Billy Ray’s shame decided to wear pants long enough to go squabble into a microphone. I can’t believe that Dolly Parton is this woman’s godmother. Poor Dolly has been hassled for years for her ability to keep her mouth shut when it comes to politics.
Strong Woman Comedian Amy Schumer, a close relative of Chuck Schumer, has happily used guns in her routines in the past. Amy spoke at the event, as well. I’d post the video but you and I know it’s not worth watching.
Macca dragged himself out of whatever yoga retreat he’s been living on to remind us that the wrong Beatle got shot in New York that faithful day. Not pictured: Ringo, because he doesn’t want to anger half of his fans.
Last year, McCartney’s handlers got into a tiff with an Australian arena when Paul’s guys demanded that every concert goer must be waved with a metal detector before heading in. The request was eventually revoked, but all 40,000 attendees had their bags searched. Paul’s important, see, and he deserves the massive security perimeter.
Kim K & Kanye
Power couple Kim Kardashian and Kanye West also attended with one of their weirdly named children.
Recently after being threatened with guns by a robber, Kim K announced that she would take advantage of 24 hour security personnel and would never be left alone. I can’t blame her for wanting the best, but I can call her a slimebucket for wanting to prevent other people from securing their own homes.
Parading Children To Shame You Into Action
Dear reader, I’m not calling you old per se but it’s been 54 years since that obnoxious “Daisy” ad for Lyndon B. Johnson where some cute little girl gets personally nuked by Russians. I’ll fancy a guess that these high schooler have never seen the ad because it’s not on SnapChat or whatever the Hell kids are using to send explicit photos to each other.
I look forward to seeing all of the revelatory articles in a decade as these kids grow up and realize they were used by a bunch of substance-abusing celebrities for a photo op.

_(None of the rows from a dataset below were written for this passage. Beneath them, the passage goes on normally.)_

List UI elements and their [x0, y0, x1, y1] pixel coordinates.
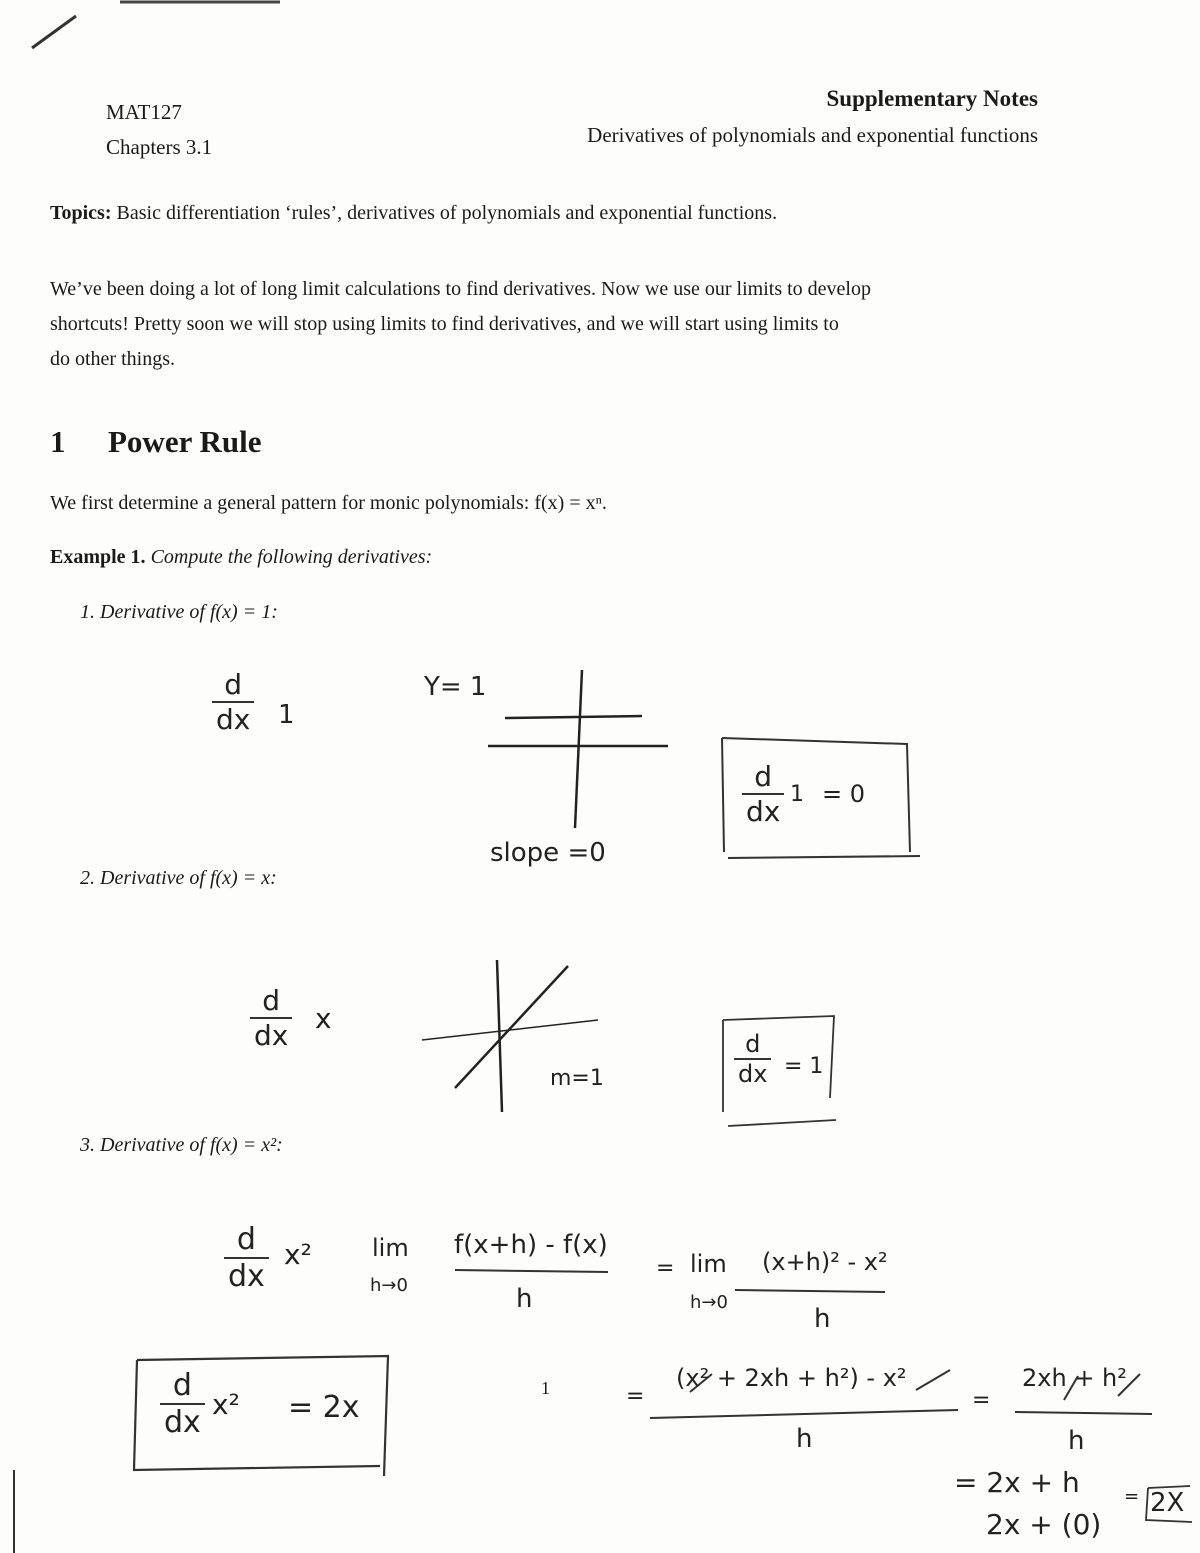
topics-label: Topics: — [50, 202, 112, 224]
hw1-box-d: d — [754, 760, 773, 793]
hw3-cancel-num: 2xh + h² — [1022, 1364, 1127, 1392]
hw1-y-eq-1: Y= 1 — [424, 672, 487, 702]
hw2-box-d-dx — [734, 1030, 771, 1088]
hw2-d: d — [262, 984, 281, 1017]
hw3-lim: lim — [372, 1234, 409, 1262]
hw2-dx: dx — [254, 1019, 289, 1052]
example-label: Example 1. — [50, 546, 146, 568]
hw3-final-line-2: 2x + (0) — [986, 1508, 1102, 1541]
hw3-h-to-0-2: h→0 — [690, 1292, 728, 1313]
example-text: Compute the following derivatives: — [150, 546, 433, 568]
hw3-sq-num: (x+h)² - x² — [762, 1248, 888, 1276]
hw3-sq-den: h — [814, 1304, 831, 1334]
topics-line — [50, 202, 777, 225]
graph1-y-axis — [575, 670, 582, 828]
intro-line-2: shortcuts! Pretty soon we will stop using limits to find derivatives, and we will start using limits to — [50, 313, 839, 335]
example-heading — [50, 546, 432, 569]
notes-subtitle: Derivatives of polynomials and exponential functions — [587, 123, 1038, 147]
chapter-label: Chapters 3.1 — [106, 135, 213, 159]
hw2-box-result: = 1 — [784, 1054, 824, 1079]
hw1-slope-zero: slope =0 — [490, 838, 606, 868]
course-code: MAT127 — [106, 100, 182, 124]
cancel-stroke-x2b — [916, 1370, 950, 1390]
frac-bar-diffquot — [455, 1270, 608, 1272]
hw1-dx: dx — [216, 703, 251, 736]
hw3-diffquot-num: f(x+h) - f(x) — [454, 1230, 608, 1260]
hw2-m-eq-1: m=1 — [550, 1066, 604, 1091]
topics-text: Basic differentiation ‘rules’, derivatives of polynomials and exponential functions. — [116, 202, 778, 224]
graph1-line-y1 — [505, 716, 642, 718]
hw3-eq-2: = — [626, 1384, 645, 1409]
hw3-box-result: = 2x — [288, 1390, 360, 1425]
hw3-box-x2: x² — [212, 1388, 240, 1421]
intro-line-1: We’ve been doing a lot of long limit calculations to find derivatives. Now we use our limits to develop — [50, 278, 871, 300]
hw3-expand-den: h — [796, 1424, 813, 1454]
hw3-x2: x² — [284, 1238, 312, 1271]
section-lead: We first determine a general pattern for monic polynomials: f(x) = xⁿ. — [50, 492, 607, 514]
hw3-box-d-dx — [160, 1368, 205, 1440]
graph2-y-axis — [497, 960, 502, 1112]
notes-title: Supplementary Notes — [826, 86, 1038, 111]
hw3-dx: dx — [228, 1259, 265, 1294]
section-number: 1 — [50, 424, 66, 459]
hw3-diffquot-den: h — [516, 1284, 533, 1314]
example-item-1: 1. Derivative of f(x) = 1: — [80, 601, 278, 623]
hw1-box-dx: dx — [746, 795, 781, 828]
hw3-final-eq: = — [1124, 1486, 1140, 1507]
check-mark-stroke — [32, 16, 76, 48]
intro-line-3: do other things. — [50, 348, 175, 370]
frac-bar-cancel — [1015, 1412, 1152, 1414]
page-number: 1 — [541, 1378, 550, 1398]
hw1-box-one: 1 — [790, 782, 804, 807]
frac-bar-sq — [735, 1290, 885, 1292]
frac-bar-expand — [650, 1410, 958, 1418]
hw2-x: x — [315, 1002, 332, 1035]
hw1-d: d — [224, 668, 243, 701]
hw3-eq-3: = — [972, 1388, 991, 1413]
hw3-box-dx: dx — [164, 1405, 201, 1440]
hw3-cancel-den: h — [1068, 1426, 1085, 1456]
hw1-box-d-dx — [742, 760, 784, 828]
example-item-3: 3. Derivative of f(x) = x²: — [80, 1134, 283, 1156]
hw2-box-dx: dx — [738, 1060, 768, 1088]
hw3-d: d — [236, 1222, 256, 1257]
hw2-box-d: d — [745, 1030, 761, 1058]
section-title: Power Rule — [108, 424, 262, 459]
hw3-eq-1: = — [656, 1256, 675, 1281]
hw3-lim-2: lim — [690, 1250, 727, 1278]
hw3-box-d: d — [172, 1368, 192, 1403]
hw1-one: 1 — [278, 700, 295, 730]
hw3-final-line-1: = 2x + h — [954, 1466, 1080, 1499]
hw3-final-result: 2X — [1150, 1488, 1185, 1518]
hw1-box-result: = 0 — [822, 780, 866, 808]
hw2-d-dx — [250, 984, 292, 1052]
hw3-h-to-0: h→0 — [370, 1275, 408, 1296]
hw3-expand-num: (x² + 2xh + h²) - x² — [676, 1364, 907, 1392]
hw3-d-dx — [224, 1222, 269, 1294]
example-item-2: 2. Derivative of f(x) = x: — [80, 867, 277, 889]
hw1-d-dx — [212, 668, 254, 736]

David Hogg has been elbowing his way in front of the cameras while the bodies of victims of Parkland were still warm and his fall is already happening in real time.

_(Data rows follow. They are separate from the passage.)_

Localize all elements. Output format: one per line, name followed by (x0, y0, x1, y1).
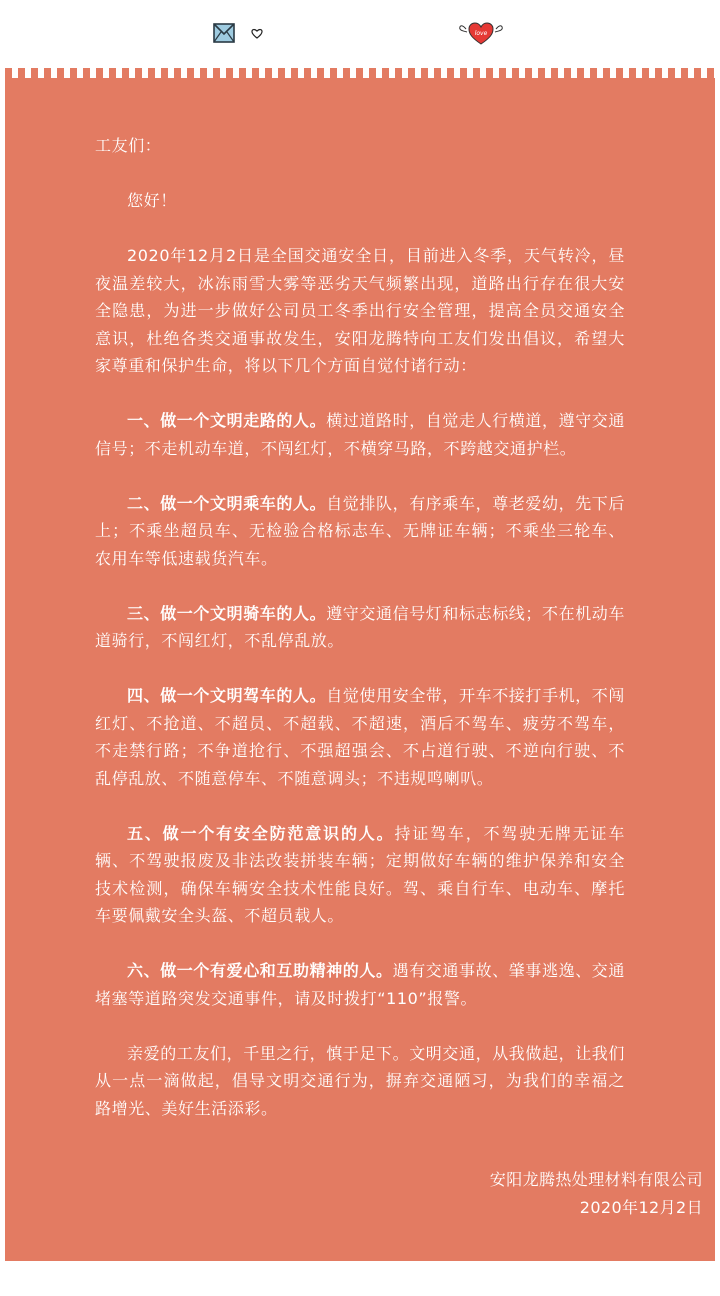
item-body: 持证驾车，不驾驶无牌无证车辆、不驾驶报废及非法改装拼装车辆；定期做好车辆的维护保养和安全技术检测，确保车辆安全技术性能良好。驾、乘自行车、电动车、摩托车要佩戴安全头盔、不超员载人。 (95, 823, 625, 925)
greeting: 工友们： (95, 136, 162, 155)
item-body: 横过道路时，自觉走人行横道，遵守交通信号；不走机动车道，不闯红灯，不横穿马路，不跨越交通护栏。 (95, 411, 626, 458)
intro-paragraph: 2020年12月2日是全国交通安全日，目前进入冬季，天气转冷，昼夜温差较大，冰冻雨雪大雾等恶劣天气频繁出现，道路出行存在很大安全隐患，为进一步做好公司员工冬季出行安全管理，提高全员交通安全意识，杜绝各类交通事故发生，安阳龙腾特向工友们发出倡议，希望大家尊重和保护生命，将以下几个方面自觉付诸行动： (95, 246, 625, 375)
letter-body (95, 132, 625, 1150)
item-6 (95, 957, 625, 1012)
signature-block (490, 1166, 703, 1221)
love-badge-text: love (474, 30, 488, 37)
heart-outline-icon (251, 28, 263, 39)
item-1 (95, 407, 625, 462)
item-body: 自觉使用安全带，开车不接打手机，不闯红灯、不抢道、不超员、不超载、不超速，酒后不驾车、疲劳不驾车，不走禁行路；不争道抢行、不强超强会、不占道行驶、不逆向行驶、不乱停乱放、不随意停车、不随意调头；不违规鸣喇叭。 (95, 686, 626, 788)
header-bar (0, 0, 720, 68)
item-body: 遵守交通信号灯和标志标线；不在机动车道骑行，不闯红灯，不乱停乱放。 (95, 603, 626, 650)
item-title: 六、做一个有爱心和互助精神的人。 (127, 961, 393, 980)
company-name: 安阳龙腾热处理材料有限公司 (489, 1170, 703, 1189)
closing-paragraph: 亲爱的工友们，千里之行，慎于足下。文明交通，从我做起，让我们从一点一滴做起，倡导文明交通行为，摒弃交通陋习，为我们的幸福之路增光、美好生活添彩。 (95, 1043, 626, 1118)
item-title: 二、做一个文明乘车的人。 (127, 493, 327, 513)
item-body: 自觉排队，有序乘车，尊老爱幼，先下后上；不乘坐超员车、无检验合格标志车、无牌证车辆；不乘坐三轮车、农用车等低速载货汽车。 (95, 493, 626, 568)
item-4 (95, 682, 625, 792)
item-body: 遇有交通事故、肇事逃逸、交通堵塞等道路突发交通事件，请及时拨打“110”报警。 (95, 961, 626, 1008)
hello: 您好！ (127, 191, 177, 210)
item-3 (95, 600, 625, 655)
envelope-icon (213, 23, 235, 43)
item-title: 三、做一个文明骑车的人。 (127, 603, 327, 623)
letter-paper (5, 84, 715, 1261)
item-2 (95, 490, 625, 573)
love-heart-icon (458, 20, 504, 46)
letter-date: 2020年12月2日 (579, 1197, 703, 1217)
item-title: 五、做一个有安全防范意识的人。 (127, 823, 395, 843)
item-title: 一、做一个文明走路的人。 (127, 411, 327, 430)
item-title: 四、做一个文明驾车的人。 (127, 686, 327, 705)
item-5 (95, 820, 625, 930)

‘Exhausted’ David Hogg Calls Govt An ‘Old-A*s Parent”
…more likely, it’s the mommy that soothes him and tucks him into bed at night and the daddy who pays for all of his expenses. Poor baby said that he was exhausted from all the work and his best-presented argument against the Second Amendment is that the Government is like when mom tells you to turn off the Xbox and go to bed.

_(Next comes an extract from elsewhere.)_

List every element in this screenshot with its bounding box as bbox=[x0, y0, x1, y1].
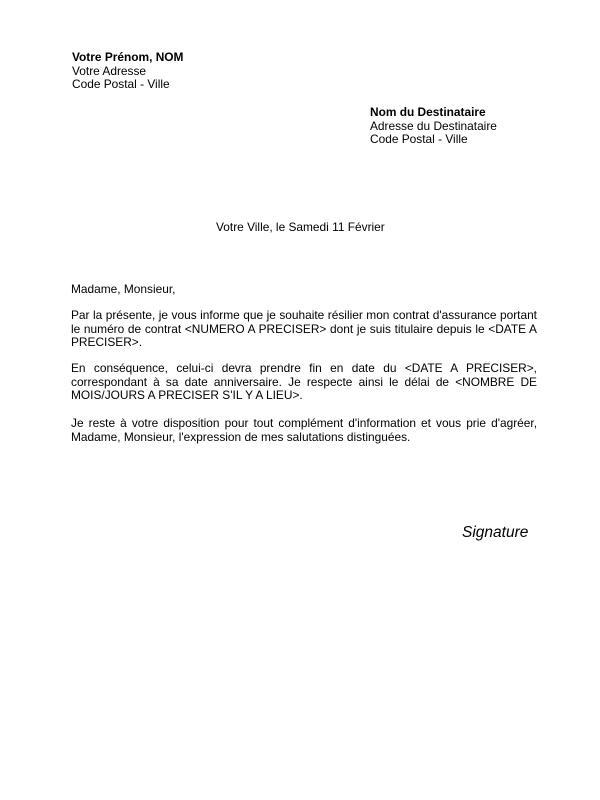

Hilarious: Hogg’s Grades Terrible, Gets Rejected From Every College
So far, Not With A Hair On His Chinny Chin Chin has been focused too much on saving the world to bother to think about his future. In a later tweet he talks about stress eating delicious chocolate chip muffins to deal with the rejection, and then says he might do a gap year to do some internships and “work on [elections] midterms.”
On second thought, I hope he does get accepted somewhere and goes away for the next four years working on some stupid degree. Thank God colleges aren’t falling over themselves to hand this idiot a scholarship. His marks much be atrocious to be let down this hard by the left-wing college system.